A la salida del hospital, nos cruzamos con la doctora y ésta hace como que no la ve. Le tiene demasiado cariño como para poder soportar un encuentro cara a cara informal. A mi madre no le sienta bien que no la haya saludado.

Desde el momento en que le dan el  diagnóstico, en su conversación surge muy a menudo el tema de la vejez, de lo que significa envejecer. No tanto de la muerte -aunque no lo esquiva- como de la “senilidad”. Una tarde, mientras volvíamos cogidas del brazo de dar un paseo para ir a echar la basura a los containers de la urbanización, me dijo:
-Al final, hay un momento en el que llega la senilidad -como reflexionando en voz alta- Yo he aguantado mucho tiempo autónoma y vital, pero ahora en muy poco tiempo me he convertido en una ancianita -suspiró, sin ningún atisbo de amargura.

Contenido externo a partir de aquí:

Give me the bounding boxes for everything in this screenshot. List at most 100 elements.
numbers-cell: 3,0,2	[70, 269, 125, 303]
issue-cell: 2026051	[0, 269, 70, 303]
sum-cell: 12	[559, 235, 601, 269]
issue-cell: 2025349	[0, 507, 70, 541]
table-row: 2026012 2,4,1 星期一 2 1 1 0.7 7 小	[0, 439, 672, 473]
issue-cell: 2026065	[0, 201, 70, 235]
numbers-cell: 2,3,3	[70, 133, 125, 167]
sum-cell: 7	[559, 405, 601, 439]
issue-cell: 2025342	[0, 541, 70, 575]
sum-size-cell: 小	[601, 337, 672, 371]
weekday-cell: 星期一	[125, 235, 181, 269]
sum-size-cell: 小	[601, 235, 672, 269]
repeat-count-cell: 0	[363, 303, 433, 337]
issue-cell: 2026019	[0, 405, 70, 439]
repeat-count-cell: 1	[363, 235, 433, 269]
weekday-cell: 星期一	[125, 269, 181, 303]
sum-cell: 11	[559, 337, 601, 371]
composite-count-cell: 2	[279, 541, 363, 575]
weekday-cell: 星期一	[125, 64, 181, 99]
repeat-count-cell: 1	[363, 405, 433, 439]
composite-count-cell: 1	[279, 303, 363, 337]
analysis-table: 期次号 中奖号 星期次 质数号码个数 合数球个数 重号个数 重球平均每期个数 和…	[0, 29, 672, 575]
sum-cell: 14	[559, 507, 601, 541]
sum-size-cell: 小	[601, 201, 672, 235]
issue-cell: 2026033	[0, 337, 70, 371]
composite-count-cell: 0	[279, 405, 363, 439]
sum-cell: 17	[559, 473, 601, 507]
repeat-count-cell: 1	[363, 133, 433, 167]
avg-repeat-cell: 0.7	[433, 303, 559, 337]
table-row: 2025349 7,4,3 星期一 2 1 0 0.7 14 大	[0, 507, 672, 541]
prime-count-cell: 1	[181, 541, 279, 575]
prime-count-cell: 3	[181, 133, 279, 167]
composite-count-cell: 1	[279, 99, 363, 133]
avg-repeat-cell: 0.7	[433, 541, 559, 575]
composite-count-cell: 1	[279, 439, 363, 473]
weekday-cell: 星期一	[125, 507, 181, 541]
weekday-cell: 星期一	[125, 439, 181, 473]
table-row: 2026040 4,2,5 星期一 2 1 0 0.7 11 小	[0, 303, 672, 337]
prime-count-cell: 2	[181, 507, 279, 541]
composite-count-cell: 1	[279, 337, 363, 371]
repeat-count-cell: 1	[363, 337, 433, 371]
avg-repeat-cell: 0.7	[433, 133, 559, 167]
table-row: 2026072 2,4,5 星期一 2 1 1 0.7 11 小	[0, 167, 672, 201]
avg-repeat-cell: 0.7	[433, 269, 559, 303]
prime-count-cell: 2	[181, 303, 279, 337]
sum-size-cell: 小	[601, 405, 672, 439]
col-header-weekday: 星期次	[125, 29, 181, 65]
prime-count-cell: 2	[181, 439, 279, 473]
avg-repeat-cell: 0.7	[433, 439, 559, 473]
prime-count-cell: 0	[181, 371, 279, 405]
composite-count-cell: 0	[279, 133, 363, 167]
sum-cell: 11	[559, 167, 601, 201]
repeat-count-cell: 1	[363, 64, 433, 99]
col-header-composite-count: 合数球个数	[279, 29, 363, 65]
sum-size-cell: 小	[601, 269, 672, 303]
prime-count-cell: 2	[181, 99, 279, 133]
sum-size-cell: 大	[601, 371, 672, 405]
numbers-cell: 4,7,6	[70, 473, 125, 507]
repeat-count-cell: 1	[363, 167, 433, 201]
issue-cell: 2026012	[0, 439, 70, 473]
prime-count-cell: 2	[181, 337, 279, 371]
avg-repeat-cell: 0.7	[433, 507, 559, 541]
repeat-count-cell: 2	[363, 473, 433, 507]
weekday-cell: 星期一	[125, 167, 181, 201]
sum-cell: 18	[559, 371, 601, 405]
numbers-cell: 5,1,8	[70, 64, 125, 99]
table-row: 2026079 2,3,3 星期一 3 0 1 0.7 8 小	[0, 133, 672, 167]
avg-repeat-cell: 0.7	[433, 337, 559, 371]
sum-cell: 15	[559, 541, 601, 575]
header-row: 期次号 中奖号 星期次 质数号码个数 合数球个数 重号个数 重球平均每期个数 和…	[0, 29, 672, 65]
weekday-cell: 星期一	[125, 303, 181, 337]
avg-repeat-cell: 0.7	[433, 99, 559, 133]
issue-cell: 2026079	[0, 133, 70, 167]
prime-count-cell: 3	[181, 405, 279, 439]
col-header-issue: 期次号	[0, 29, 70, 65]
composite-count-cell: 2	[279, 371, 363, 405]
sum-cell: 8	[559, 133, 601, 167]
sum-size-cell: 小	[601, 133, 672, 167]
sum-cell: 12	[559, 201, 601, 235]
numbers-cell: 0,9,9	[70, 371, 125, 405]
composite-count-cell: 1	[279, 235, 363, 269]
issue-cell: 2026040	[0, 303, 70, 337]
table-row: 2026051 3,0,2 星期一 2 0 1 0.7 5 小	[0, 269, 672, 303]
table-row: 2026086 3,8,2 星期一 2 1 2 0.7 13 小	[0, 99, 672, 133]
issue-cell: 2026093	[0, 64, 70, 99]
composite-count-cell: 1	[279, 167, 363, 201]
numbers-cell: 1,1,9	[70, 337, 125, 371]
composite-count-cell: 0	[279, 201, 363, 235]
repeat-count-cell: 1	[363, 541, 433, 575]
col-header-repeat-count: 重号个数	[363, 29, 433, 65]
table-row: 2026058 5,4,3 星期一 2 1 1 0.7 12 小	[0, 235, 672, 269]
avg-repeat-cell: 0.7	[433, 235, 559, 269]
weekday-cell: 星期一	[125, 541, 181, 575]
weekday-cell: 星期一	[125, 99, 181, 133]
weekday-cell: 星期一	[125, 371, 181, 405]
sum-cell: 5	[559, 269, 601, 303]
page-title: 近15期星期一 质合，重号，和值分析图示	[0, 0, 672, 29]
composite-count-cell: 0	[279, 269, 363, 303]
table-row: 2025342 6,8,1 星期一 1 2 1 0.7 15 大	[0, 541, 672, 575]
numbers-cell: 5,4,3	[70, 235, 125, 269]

Una mujer que era capaz de elaborar ella sola la comida de navidad para toda la familia -hijas nietos y yernos hasta sumar quince comensales- y que lo había hecho hacía unos meses por última vez, no comprende por qué ahora tiene que andar agarrada del brazo de su hija, cosa que por otro lado le encanta. Una señora que tiene la agilidad de una joven y que ,según ella, hasta entonces no conocía lo que era la sensación de cansancio, de repente está constantemente deseando meterse en la cama. Es la misma que me dice, en otro momento, con su característica sorna naïf:
Yo nunca pensé que tendría que depender de que me cuidaran los demás. Claro que ya sé que a la gente de 86 años le suelen ocurrir estas cosas. Pero no a mí. O eso creía, hasta hace poco. No tendríamos que sorprendernos tanto, la muerte forma parte de la vida. Es el final por el que todos hemos de pasar. Si no fuera por esto sería por otra cosa. Da igual.

Si vivir bien me parece una tarea dificilísima, morir bien -acercarse a la muerte con semejante naturalidad- es la lección más impresionante que me da mi madre en su recta final.  Yo la acompaño y me resisto con idéntica voluntad.